Last Saturday, London’s first Peruvian restaurant, Andina, opened its doors. ELL headed down for brunch and a bit of Latino spirit.
Just a hop, skip and a jump from Shoreditch station, we are greeted warmly at Andina’s door and seated at a brightly tiled bar.
Suspended from the ceiling above us are charming wicker lampshades, and a colourful fabric weaving hangs on the wall. The kitchen – open to view – features brushed copper, stainless steel, and of course: busy chefs.
“In the mountains, in the Andes of Peru, particularly in Cusco and Arequipa which are two beautiful regions,” begins owner Martin Morales, “there are these restaurants called ‘picanterías’.“
“So, I grew up going to these places, and my grandma used to cook in one. The ‘Andina’ is the lady at the centre of it all, the lady who cooks everything. That’s who my grandma was, hence the name – it is the real soul food of Peru.”
Morales was born in Peru, to a Peruvian mother and British father. He moved to the less exotic Leicester in the 1980s.
Morales started professional life as a DJ, combining music with food at events like Global Kitchen in Leeds. He went on to work in the record industry, then at the European arm of iTunes, and eventually at Disney Music Group.
However, drawn to something more hands-on and creative, Morales decided to return to his roots. He opened his other restaurant Ceviche, in Soho, to serve traditional Peruvian coastal food, and this summer, he published his cookbook, ‘Ceviche: Peruvian Kitchen’.
We kick off our Latino feast with a couple of smoothies. The ‘Urubamba’, with blueberries, quinoa, goat’s milk yoghurt, quinoa milk, purple maize flour and honey, is deliciously creamy and rich. It definitely lives up to its claim on the menu: “Breakfast in a cup.”
The ‘Inti’ smoothie, with mango, lucuma, lime, quinoa milk and vanilla, is fruity and flavourful. Morales says: “Lucuma is a fruit native to Peru that only grows on the hills leading down into the Amazon rainforest, it’s full of nutrients, a bit like a green mango.”
Afterwards, brunch arrives with plates piled high with brightly coloured, enticing goodies.
The ‘Choclo Corn Cake’ is a savoury-yet-sweet moist slice of sponge, made from corn and fresco cheese, topped with poached egg, red onion salsa and avocado, with a splash of orange Huancaina sauce.

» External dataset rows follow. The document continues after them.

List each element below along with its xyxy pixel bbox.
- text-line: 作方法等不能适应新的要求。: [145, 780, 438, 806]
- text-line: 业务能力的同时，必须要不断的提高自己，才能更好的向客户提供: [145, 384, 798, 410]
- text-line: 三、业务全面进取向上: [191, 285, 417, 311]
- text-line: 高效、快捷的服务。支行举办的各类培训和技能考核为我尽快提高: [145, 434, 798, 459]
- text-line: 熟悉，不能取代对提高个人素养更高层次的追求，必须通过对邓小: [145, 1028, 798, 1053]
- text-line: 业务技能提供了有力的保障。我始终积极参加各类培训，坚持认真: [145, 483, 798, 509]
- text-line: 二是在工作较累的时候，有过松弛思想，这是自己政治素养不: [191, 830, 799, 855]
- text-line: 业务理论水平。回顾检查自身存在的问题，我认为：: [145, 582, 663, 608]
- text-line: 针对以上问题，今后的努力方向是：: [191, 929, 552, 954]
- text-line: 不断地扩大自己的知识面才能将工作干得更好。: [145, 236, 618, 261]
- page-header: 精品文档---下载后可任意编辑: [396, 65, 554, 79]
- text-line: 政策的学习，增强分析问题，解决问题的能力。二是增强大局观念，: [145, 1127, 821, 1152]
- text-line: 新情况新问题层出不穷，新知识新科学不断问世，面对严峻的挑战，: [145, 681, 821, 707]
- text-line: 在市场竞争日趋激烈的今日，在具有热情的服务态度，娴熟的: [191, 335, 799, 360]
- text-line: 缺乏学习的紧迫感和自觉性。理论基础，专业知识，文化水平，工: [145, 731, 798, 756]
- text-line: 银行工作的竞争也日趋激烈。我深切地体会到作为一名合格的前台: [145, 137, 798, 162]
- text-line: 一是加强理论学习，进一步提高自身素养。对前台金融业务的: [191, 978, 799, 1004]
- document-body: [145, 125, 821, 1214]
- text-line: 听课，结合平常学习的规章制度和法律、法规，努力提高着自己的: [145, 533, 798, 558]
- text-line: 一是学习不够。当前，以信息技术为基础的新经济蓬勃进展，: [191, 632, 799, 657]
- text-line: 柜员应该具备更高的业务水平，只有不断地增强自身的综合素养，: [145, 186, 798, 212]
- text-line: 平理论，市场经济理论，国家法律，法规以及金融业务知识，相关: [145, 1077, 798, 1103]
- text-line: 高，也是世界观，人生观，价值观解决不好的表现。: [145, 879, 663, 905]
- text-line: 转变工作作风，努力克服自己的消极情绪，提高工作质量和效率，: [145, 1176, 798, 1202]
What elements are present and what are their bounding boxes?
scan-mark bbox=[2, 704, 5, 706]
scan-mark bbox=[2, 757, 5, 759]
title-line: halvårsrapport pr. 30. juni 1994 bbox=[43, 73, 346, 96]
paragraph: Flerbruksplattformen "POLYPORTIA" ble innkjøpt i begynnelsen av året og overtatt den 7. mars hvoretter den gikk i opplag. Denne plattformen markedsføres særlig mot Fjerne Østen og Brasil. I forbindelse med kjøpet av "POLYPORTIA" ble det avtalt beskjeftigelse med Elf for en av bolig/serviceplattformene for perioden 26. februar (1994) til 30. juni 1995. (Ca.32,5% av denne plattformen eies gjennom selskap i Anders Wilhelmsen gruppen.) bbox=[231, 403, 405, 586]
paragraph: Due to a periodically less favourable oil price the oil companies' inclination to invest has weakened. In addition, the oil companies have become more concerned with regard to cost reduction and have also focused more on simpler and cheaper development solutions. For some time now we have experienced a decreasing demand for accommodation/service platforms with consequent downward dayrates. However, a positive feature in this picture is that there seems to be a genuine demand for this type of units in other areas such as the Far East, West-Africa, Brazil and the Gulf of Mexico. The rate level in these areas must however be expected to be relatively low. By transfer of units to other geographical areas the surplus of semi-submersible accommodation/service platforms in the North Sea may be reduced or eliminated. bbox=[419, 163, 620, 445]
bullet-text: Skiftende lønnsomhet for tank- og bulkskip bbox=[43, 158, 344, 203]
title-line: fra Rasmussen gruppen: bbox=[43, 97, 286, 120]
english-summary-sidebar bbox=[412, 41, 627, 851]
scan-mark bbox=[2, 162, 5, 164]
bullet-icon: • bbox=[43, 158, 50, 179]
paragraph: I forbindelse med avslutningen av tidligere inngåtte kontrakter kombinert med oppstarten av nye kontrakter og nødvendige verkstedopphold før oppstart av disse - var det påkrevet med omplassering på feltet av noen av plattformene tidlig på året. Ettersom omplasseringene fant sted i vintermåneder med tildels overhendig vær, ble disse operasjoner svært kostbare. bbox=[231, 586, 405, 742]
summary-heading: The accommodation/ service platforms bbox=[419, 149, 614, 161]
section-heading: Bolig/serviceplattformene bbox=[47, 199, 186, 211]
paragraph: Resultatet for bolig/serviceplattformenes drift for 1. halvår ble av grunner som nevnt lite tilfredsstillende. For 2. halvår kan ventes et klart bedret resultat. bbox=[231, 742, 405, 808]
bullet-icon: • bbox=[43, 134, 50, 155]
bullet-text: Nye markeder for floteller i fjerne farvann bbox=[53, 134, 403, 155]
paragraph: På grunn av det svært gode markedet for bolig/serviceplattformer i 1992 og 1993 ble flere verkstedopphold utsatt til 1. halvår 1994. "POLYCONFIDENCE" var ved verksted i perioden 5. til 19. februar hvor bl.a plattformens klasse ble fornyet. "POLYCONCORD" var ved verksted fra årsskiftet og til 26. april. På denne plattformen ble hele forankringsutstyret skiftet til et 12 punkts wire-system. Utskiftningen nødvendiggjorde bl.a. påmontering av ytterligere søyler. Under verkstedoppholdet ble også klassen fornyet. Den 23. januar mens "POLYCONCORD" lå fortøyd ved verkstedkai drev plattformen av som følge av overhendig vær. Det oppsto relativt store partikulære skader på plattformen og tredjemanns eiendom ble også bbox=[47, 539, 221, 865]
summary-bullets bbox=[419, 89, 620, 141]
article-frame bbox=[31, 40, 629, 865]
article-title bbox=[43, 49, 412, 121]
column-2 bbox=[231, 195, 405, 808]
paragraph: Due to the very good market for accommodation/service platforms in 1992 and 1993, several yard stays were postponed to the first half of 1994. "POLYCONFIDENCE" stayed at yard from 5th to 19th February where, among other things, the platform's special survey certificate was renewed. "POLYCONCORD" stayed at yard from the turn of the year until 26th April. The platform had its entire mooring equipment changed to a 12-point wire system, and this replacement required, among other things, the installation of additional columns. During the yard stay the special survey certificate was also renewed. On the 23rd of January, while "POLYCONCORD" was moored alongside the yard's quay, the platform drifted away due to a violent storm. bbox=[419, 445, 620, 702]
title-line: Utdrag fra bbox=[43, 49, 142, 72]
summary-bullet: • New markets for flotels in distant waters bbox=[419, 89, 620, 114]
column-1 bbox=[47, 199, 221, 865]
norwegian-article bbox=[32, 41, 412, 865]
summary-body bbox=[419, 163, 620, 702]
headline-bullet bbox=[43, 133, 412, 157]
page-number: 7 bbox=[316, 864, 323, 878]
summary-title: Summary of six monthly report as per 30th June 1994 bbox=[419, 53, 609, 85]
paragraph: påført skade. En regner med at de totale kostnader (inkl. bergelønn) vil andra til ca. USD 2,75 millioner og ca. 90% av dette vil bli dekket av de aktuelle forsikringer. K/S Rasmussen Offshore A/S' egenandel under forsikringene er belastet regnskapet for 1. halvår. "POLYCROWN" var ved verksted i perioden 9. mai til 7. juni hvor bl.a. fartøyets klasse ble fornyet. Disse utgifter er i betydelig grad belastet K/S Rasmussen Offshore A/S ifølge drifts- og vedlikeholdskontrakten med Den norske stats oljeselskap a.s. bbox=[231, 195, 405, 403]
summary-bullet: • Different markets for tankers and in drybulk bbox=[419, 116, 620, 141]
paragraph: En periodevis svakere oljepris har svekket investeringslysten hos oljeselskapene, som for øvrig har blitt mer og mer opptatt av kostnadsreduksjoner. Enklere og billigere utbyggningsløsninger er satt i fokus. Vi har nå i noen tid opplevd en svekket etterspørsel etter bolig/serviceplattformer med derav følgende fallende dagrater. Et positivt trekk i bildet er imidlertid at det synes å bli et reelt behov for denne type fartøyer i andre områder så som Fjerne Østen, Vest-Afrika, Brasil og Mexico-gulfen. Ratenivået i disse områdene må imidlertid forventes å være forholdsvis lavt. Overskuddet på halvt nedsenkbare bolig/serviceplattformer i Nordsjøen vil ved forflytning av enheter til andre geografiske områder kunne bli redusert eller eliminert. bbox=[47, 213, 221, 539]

The egg is perfectly poached with a rich gooey centre, and the combination of sweet corn and creamy avocado with the slightly spicy Huancaina sauce makes for an exciting alternative to eggs on toast.
The ‘Full Peruvian’, with fried eggs, confit pork chicharron, potato rosti, wild mushrooms, and a side of avocado on sourdough toast is a great Peruvian take on the British fry-up. The pork is tender and juicy, making a great alternative to the usual rashers of bacon.
Between us, sits the ‘Benedicto’: smoked trout on a quinoa pancake, topped with poached egg, asparagus and Amarillo chili sauce.
We gallantly tackle the tempting third dish of a smoky fish and creamy sauce, made from amarillo chilli peppers and queso fresco cheese.
Andina is designed by Jack Schneider, a Peruvian architect who studied in Brazil. The interior combines cool modernity with traditional folk pieces.
Colourful Peruvian figurines, traditional wooden story boxes depicting scenes from Peruvian life, and cheerful tapestries sit among the clean lines and chic, simple furniture.
The impressive and colourful dining room, sports a long table leading up to the fireplace, an walls decked with Morales’ prized collection of Peruvian seven-inches.
Morales said that he wants his restaurants to be the “mission for the rest of [his] life.”
“Respecting our culture and our traditions in terms of Peru, but a great restaurant, first and foremost.” Andina is well on its way.